We would note that inasmuch as appellant Maresca, who reached the age of 70 on May 27, 1984, claims that Retirement and Social Security Law § 212 exempts him from the suspension of his retirement allowance and respondents having not disputed the applicability of this statute to him, the order of the Appellate Division should be reversed and the petition of appellant Maresca granted. Based on the foregoing, however, the remaining orders of the Appellate Division should be affirmed, with costs.

Judges Meyer, Simons, Kaye, Alexander, Titone and Hancock, Jr., concur in Per Curiam opinion; Chief Judge Wachtler taking no part.

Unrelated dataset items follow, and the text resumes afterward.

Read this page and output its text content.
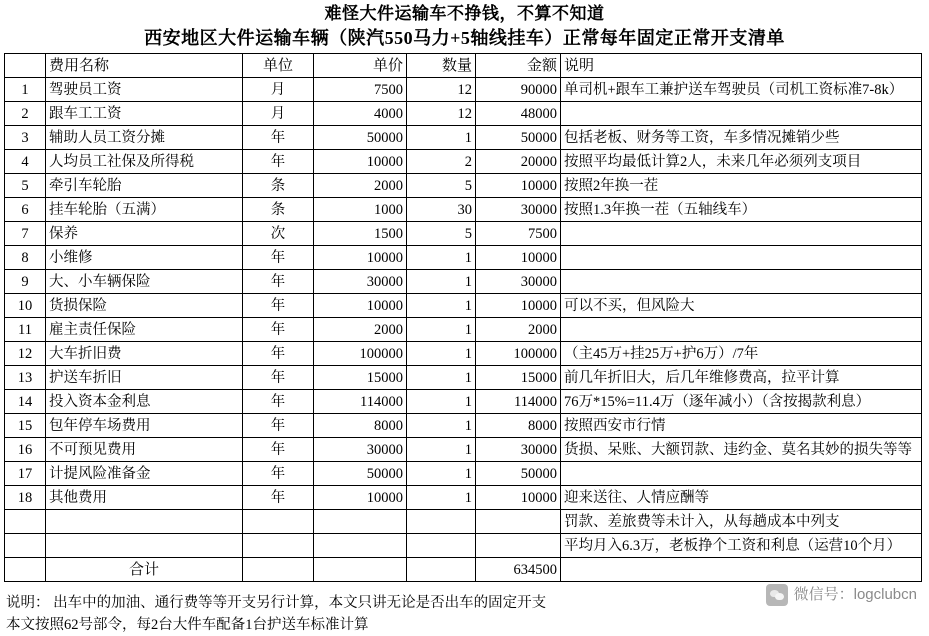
难怪大件运输车不挣钱，不算不知道
西安地区大件运输车辆（陕汽550马力+5轴线挂车）正常每年固定正常开支清单
	费用名称	单位	单价	数量	金额	说明
1	驾驶员工资	月	7500	12	90000	单司机+跟车工兼护送车驾驶员（司机工资标准7-8k）
2	跟车工工资	月	4000	12	48000	
3	辅助人员工资分摊	年	50000	1	50000	包括老板、财务等工资，车多情况摊销少些
4	人均员工社保及所得税	年	10000	2	20000	按照平均最低计算2人，未来几年必须列支项目
5	牵引车轮胎	条	2000	5	10000	按照2年换一茬
6	挂车轮胎（五满）	条	1000	30	30000	按照1.3年换一茬（五轴线车）
7	保养	次	1500	5	7500	
8	小维修	年	10000	1	10000	
9	大、小车辆保险	年	30000	1	30000	
10	货损保险	年	10000	1	10000	可以不买，但风险大
11	雇主责任保险	年	2000	1	2000	
12	大车折旧费	年	100000	1	100000	（主45万+挂25万+护6万）/7年
13	护送车折旧	年	15000	1	15000	前几年折旧大，后几年维修费高，拉平计算
14	投入资本金利息	年	114000	1	114000	76万*15%=11.4万（逐年减小）（含按揭款利息）
15	包年停车场费用	年	8000	1	8000	按照西安市行情
16	不可预见费用	年	30000	1	30000	货损、呆账、大额罚款、违约金、莫名其妙的损失等等
17	计提风险准备金	年	50000	1	50000	
18	其他费用	年	10000	1	10000	迎来送往、人情应酬等
						罚款、差旅费等未计入，从每趟成本中列支
						平均月入6.3万，老板挣个工资和利息（运营10个月）
	合计				634500	

说明： 出车中的加油、通行费等等开支另行计算，本文只讲无论是否出车的固定开支

本文按照62号部令，每2台大件车配备1台护送车标准计算

微信号：logclubcn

In Matter of Baker v Regan, Matter of Dempsey v Regan, Matter of Brennan v Regan, Matter of Garvey v Regan, and Matter of LaFauci v Regan: Order affirmed, with costs.

In Matter of Maresca v Regan: Order reversed, with costs, and petition granted.

NY Constitution, article V, § 7 states: "After July first, nineteen hundred forty, membership in any pension or retirement system of the state or of a civil division thereof shall be a contractual relationship, the benefits of which shall not be diminished or impaired.”